7 thoughts on “Robert Kosara reviews Ed Tufte’s short course

  1. I enjoyed the course 15 years ago, although it was already clear this was print, not computing.
    But it does sound like it hadn’t evolved, too bad.
    Indeed, but the books for ideas: I had 2 sets so I had some to loan to coworkers.

  2. It sounds like a lot of money, but if they had biscuits for morning tea that would have chewed up some of the profits.

  3. Hi, my $.02.

    I attended Tufte’s presentation a few years ago and for the most part enjoyed it. I also really enjoyed his books, all except the most recent one, “Beautiful Evidence”, because he rants a little too much against PowerPoint and is to extreme for my tastes and it has too much self promotion (here is my dog!, here is my artwork!, etc.). The presentation wasn’t too interactive, but I found Tufte very approachable in person afterward.

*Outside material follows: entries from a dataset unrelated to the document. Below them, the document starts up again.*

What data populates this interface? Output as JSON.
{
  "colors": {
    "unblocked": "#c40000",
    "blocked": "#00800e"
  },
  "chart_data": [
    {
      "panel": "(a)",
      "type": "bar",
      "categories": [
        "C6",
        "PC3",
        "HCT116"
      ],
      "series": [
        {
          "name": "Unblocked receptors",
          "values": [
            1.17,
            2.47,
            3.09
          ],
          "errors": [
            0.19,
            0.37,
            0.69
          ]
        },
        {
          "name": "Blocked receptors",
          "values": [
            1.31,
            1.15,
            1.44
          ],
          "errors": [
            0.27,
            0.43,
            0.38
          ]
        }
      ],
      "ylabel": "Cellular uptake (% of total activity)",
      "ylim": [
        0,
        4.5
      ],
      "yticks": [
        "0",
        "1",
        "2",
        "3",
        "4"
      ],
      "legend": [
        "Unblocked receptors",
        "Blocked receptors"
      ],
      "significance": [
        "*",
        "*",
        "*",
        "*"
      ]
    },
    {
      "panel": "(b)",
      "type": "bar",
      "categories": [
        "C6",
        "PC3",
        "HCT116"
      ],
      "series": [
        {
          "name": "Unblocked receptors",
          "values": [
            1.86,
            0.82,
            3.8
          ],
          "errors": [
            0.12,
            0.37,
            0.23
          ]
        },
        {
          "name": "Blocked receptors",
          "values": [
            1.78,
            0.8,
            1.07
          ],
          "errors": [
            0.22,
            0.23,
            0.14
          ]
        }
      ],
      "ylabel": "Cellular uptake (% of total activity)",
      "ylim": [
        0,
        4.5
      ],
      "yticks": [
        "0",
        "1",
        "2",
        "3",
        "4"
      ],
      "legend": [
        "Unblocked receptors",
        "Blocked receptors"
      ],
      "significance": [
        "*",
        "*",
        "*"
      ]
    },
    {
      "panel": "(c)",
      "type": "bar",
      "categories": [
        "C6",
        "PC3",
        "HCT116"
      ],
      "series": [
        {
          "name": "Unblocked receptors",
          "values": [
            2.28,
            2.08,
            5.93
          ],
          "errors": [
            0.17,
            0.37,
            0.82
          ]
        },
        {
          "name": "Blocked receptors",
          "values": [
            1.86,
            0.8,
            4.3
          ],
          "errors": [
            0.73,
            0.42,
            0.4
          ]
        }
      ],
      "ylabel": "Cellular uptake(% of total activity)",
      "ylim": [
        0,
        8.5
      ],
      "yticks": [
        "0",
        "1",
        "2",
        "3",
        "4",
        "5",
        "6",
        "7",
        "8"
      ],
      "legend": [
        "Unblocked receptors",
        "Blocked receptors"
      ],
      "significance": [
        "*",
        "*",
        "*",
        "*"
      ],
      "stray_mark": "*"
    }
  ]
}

    • I actually came to understand the rants about PowerPoint a few days ago when I downloaded a couple of large presentations a few days agov

      Without the dialoge they are very close to useless–a bit worse than watching an ad with the sound turned off.

      • Wait – those sound like good presentations to me. A presentation that I can download and read like a book is not a presentation I want to sit through. I want to listen to the speaker and have it complement his/her words, not duplicate them.

  4. Faculty and grad students pay just $200, including 4 books. It’s a steal (IMO of course; I attended last week at his NY studio). True, he has strong opinions about presentation. What I learned was a) the importance of turning careful analysis into compelling visual stories and b) one person’s well-developed, if idiosyncratic, approach that task.

  5. I completely agree with Robert K. The bit with Galilei’s book was just appalling, since the auditorium (here in NYC it was at the Hammerstein Ballroom) was huge and the book was really pretty small. The stuff with sculpture just seemed self-indulgent, as did the photos of his art collection at his Connecticut estate.

    I left at the lunch break, happy to have my books, happier still to not have to listen to him for another three hours.